Citigroup avoid US charges over mortgage bonds
US authorities have decided not to pursue criminal charges against any Citigroup Inc executives or employees involved in packaging and selling mortgage-backed securities at the heart of the 2008 financial crisis, a government report shows. The decision, which followed Citigroup's $7-billion settlement in 2014 resolving federal and state civil claims related to mortgage bonds, was described in a November report obtained by Reuters in response to a Freedom of Information Act request.
Its release marked the first public acknowledgement by U.S. authorities that executives at a major bank linked to the financial crisis would face no criminal charges for their involvement in selling billions of dollars of toxic mortgage bonds.
The report, by the Federal Housing Finance Agency's Office of Inspector General, one of the agencies in the Citigroup probe, said following the settlement, prosecutors reviewed the evidence to see if any individuals could be charged and determined "there was not enough compelling evidence." The investigation focused on the bank's practices related to its sale and issuance of mortgage bonds from 2006 to 2007.
The two-page report, which summarized the investigation and called the probe closed, does not name any individuals that were investigated, nor does it elaborate on why individuals could not be suc- cessfully prosecuted.
Patrick Rodenbush, a U.S. Justice Department spokesman, in a statement noted the department in September announced a new policy that "emphasizes the priority in any corporate case of holding individual wrongdoers accountable."
He declined to say, though, if individuals at any other banks investigated for practices related to mortgage-backed securities remained under investigation. The status of any such probe is unknown.
A Citigroup spokeswoman, Danielle Romero-Apsilos, declined comment on Friday and a spokeswoman for the FHFA Office of Inspector General did not respond to a request for comment.

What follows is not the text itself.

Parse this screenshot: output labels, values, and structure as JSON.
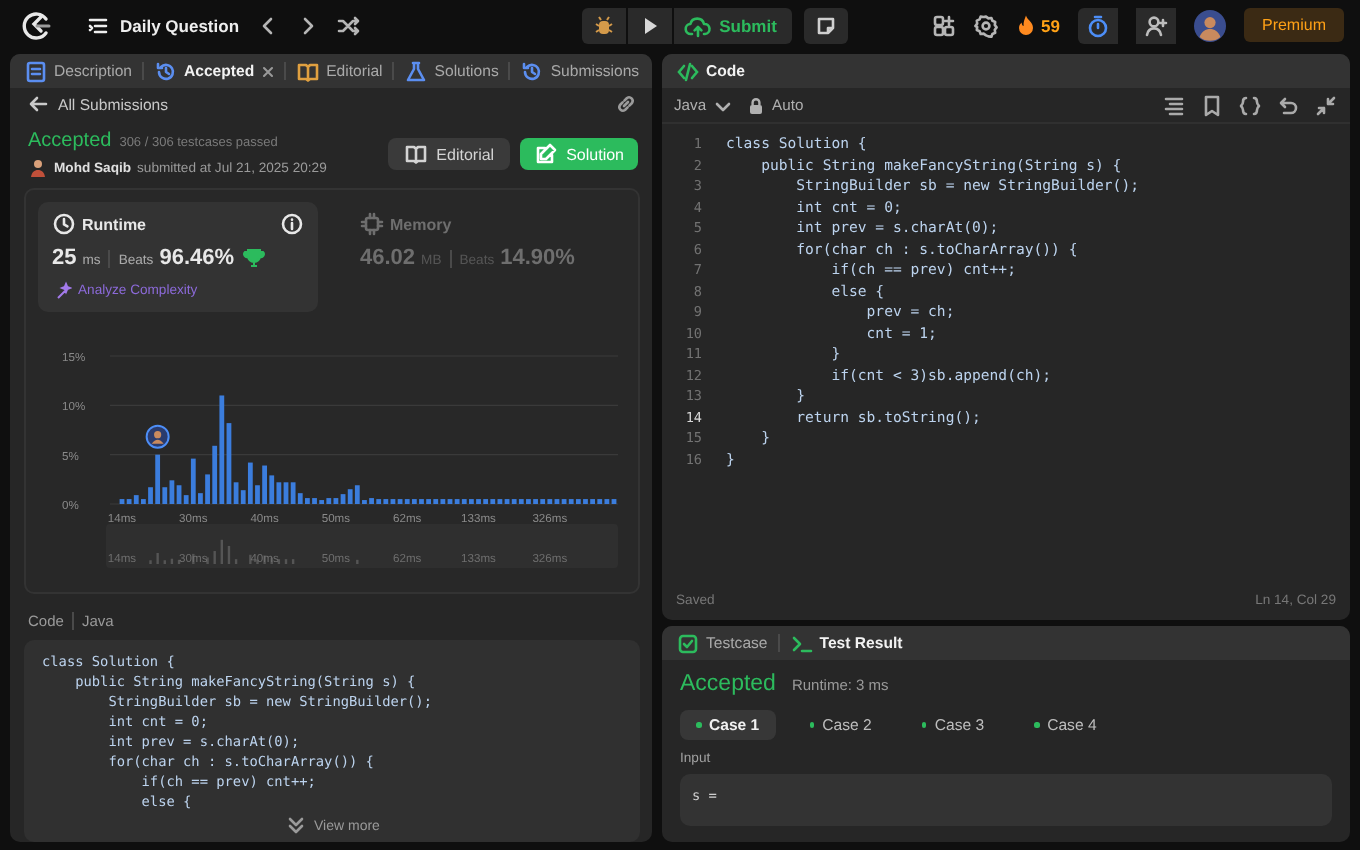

The review of the evidence in the Citigroup case for potential cases against individuals was conducted with the U.S. Attorney's Office in Colorado, one of two U.S. attorney's offices involved in the investigation.

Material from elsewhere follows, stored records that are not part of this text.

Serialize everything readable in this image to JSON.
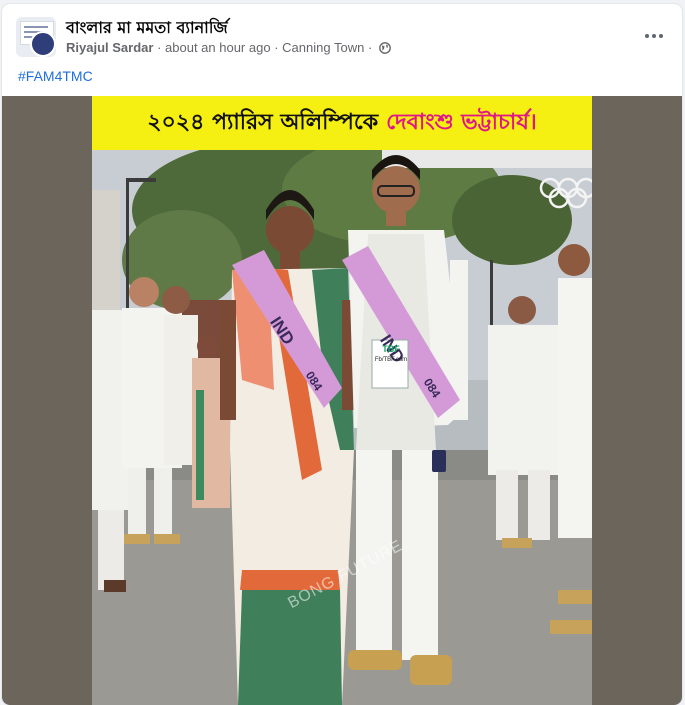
{
  "post": {
    "group_name": "বাংলার মা মমতা ব্যানার্জি",
    "author": "Riyajul Sardar",
    "time": "about an hour ago",
    "separator": "·",
    "location": "Canning Town",
    "privacy_icon": "globe-icon",
    "hashtag": "#FAM4TMC"
  },
  "image": {
    "banner_part1": "২০২৪ প্যারিস অলিম্পিকে",
    "banner_part2": "দেবাংশু ভট্টাচার্য।",
    "sash_text": "IND",
    "sash_num": "084",
    "badge_brand": "TBF",
    "badge_handle": "Fb/TBF.com",
    "watermark": "BONG FUTURE"
  },
  "colors": {
    "banner_bg": "#f6ef12",
    "banner_highlight": "#e0158a",
    "link": "#216fdb",
    "sash": "#d49ad8"
  }
}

According to the report, the review came at the request of the Justice Department, which asked that all mortgage-backed securities settlements reached with the government be reviewed to determine if individuals could be held personally responsible.
Those settlements have included a $13 billion accord with JPMorgan Chase & Co (JPM.N) in 2013; a $16.65 billion deal with Bank of America Corp (BAC.N) in 2014. Most recently, federal and state officials announced $3.2 billion in settlements with Morgan Stanley ( MS.N) on Feb. 25, which when combined with a series of related resolutions resulted in $5 billion in settlements with government agencies. Goldman Sachs Group Inc (GS.N) in January announced it had reached an agreement in principle to pay over $5 billion to resolve federal and state claims. The Justice Department has faced years of criticism for failing to prosecute banking executives over conduct leading up to the financial crisis, even while it secured billions of dollars in settlements with big banks.
The government cases came out of a task force formed by President Barack Obama in 2012 to probe misconduct that contributed to the financial crisis.
Obama said he was creating the group to "hold accountable those who broke the law" and "help turn the page on an era of recklessness."
In February 2015, then-Attorney General Eric Holder said he had given federal prosecutors a 90-day deadline to try to develop cases against individuals related to mortgage bonds and report back if they could be successful.
Despite that push, no such cases have emerged to date. In the case of Citigroup, the $7-billion settlement explicitly did not release individuals at the bank from criminal or civil charges or the bank itself from potential criminal prosecution.
During the probe, authorities gathered 25 million documents related to mortgage securities, obtained internal bank emails and documents, and interviewed current and former employees and executives, the inspector general report said.